The heartwood is invaded by termites and beetles who inoculate it with fungus and bacteria.
The resultant wood-rot creates hollows and vital habitat for many animals.
If a rainforest tree gets to 700 years old it is very lucky.  Emergents eventually get so big that they lose the support of the canopy and will ultimately be toppled by a tropical storms, ripping a gaping hole in the skin of the rainforest.

Throughout the rainforest there are many plants which maintain a low background presence.
If the canopy is breached, these plants explode in size and number. Many are rapid growing climbers which quickly seal the open forest edges. This has the effect of insulating the forest’s delicate internal climatic balance from the atmospheric conditions outside the canopy. This is highly analogous to the function provided by scar tissue.

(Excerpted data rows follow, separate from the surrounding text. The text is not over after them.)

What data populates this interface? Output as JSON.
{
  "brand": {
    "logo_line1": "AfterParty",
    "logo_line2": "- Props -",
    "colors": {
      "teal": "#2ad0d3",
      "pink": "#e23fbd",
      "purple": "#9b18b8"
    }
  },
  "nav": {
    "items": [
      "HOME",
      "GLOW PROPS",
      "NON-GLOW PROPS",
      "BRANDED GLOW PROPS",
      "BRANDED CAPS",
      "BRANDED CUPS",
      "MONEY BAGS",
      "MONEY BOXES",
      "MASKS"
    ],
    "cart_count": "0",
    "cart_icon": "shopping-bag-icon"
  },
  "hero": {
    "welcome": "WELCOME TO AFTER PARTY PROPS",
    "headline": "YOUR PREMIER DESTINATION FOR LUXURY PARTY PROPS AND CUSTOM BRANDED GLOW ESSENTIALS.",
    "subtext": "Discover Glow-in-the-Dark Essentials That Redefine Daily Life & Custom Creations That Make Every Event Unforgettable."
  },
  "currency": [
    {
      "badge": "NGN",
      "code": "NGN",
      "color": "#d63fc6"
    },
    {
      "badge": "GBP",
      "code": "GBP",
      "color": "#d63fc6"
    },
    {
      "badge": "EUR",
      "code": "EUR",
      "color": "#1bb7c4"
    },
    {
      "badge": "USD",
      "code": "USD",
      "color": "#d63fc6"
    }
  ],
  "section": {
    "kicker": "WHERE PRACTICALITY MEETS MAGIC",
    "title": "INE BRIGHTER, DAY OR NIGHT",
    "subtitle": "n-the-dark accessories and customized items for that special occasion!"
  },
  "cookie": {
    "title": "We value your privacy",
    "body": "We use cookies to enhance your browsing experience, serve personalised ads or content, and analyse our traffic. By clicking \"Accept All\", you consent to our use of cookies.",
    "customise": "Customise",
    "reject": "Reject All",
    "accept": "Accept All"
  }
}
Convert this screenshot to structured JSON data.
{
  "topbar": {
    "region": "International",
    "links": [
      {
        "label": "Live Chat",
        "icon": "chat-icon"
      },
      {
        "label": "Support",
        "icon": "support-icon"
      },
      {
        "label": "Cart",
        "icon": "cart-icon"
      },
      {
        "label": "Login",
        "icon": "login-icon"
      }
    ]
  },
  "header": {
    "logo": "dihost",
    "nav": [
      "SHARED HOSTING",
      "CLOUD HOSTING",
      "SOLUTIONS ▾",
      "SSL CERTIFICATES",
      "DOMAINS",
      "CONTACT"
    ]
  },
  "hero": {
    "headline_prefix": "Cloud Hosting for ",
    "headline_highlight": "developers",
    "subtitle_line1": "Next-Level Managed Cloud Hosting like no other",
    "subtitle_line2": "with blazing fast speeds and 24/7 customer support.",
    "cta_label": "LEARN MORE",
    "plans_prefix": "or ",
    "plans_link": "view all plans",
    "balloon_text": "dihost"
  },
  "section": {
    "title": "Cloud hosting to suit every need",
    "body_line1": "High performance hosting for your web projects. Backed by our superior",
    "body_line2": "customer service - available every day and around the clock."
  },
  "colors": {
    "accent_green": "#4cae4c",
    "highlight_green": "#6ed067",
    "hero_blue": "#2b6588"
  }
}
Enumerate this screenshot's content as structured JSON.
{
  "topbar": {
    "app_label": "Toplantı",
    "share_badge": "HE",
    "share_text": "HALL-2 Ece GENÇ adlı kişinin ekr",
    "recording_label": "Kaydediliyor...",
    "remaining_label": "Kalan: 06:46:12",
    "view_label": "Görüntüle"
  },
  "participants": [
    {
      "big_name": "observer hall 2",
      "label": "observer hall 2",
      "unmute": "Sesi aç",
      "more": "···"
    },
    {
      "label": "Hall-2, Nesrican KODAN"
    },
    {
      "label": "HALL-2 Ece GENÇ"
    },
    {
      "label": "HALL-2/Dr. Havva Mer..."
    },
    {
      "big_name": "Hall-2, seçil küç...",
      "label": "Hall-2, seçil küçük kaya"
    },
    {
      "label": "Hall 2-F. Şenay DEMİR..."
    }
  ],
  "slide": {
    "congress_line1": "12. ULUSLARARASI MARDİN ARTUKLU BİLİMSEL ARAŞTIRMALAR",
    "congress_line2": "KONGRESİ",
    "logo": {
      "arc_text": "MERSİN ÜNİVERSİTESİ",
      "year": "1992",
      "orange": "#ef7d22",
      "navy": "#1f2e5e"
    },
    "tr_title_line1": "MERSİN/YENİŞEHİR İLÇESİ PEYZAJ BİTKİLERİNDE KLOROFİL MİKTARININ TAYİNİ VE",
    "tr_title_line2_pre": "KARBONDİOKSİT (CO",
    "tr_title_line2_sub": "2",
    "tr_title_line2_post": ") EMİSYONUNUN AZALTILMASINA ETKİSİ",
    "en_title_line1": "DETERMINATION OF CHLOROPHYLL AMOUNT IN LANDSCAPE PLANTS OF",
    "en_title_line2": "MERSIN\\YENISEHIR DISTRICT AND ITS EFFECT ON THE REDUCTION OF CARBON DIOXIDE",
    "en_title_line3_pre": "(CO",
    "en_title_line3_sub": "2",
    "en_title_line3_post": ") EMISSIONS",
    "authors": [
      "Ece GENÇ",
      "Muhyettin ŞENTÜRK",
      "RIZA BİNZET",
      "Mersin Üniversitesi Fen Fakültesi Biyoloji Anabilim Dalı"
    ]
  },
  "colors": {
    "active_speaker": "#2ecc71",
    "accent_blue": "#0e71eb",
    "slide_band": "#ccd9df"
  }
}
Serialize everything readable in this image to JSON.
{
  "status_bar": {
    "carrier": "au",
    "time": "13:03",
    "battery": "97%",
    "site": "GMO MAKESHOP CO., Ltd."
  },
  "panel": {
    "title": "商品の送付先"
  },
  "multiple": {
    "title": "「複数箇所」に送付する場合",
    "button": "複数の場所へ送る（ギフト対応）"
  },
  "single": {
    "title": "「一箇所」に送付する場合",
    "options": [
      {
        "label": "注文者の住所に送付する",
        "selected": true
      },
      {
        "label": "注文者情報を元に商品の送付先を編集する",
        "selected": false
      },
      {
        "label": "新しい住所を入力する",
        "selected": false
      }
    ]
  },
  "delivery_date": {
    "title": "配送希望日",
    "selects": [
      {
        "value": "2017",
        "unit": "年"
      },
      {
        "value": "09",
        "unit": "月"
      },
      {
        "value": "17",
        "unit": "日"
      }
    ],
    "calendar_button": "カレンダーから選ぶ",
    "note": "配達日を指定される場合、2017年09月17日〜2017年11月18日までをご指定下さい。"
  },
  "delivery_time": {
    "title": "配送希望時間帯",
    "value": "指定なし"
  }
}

In the clearing, surrounded by the thickening walls of vines and young rainforest trees, plants which have been waiting as dormant saplings for many years, explode in growth in response to the sunlight and huge compost dump caused by the fallen tree. Everything in the gap will grow at a prodigious rate until the canopy closes over again. Small gaps will be quickly closed by established trees spreading into the space available. Big gaps are slowly closed by the vegetation within them replacing the fallen trees.
Until the gap closes, the thicket will host a large array of thicket specialists who rely on these dense patches of forest for their existence. The high activity around thickets attracts animals who deposit seeds and nutrients from the intact forest, reminiscent of stem cells migrating into badly damaged body parts to restore the full range of function to the regenerating tissue.

The analogies between a rainforest and an organism are not trivial. In many ways a rainforest ecosystem behaves as an organism in its own right. The features we see as being in common between systems on different scales are reflections of deeper realities in nature that connect us in ways we're only beginning to fathom.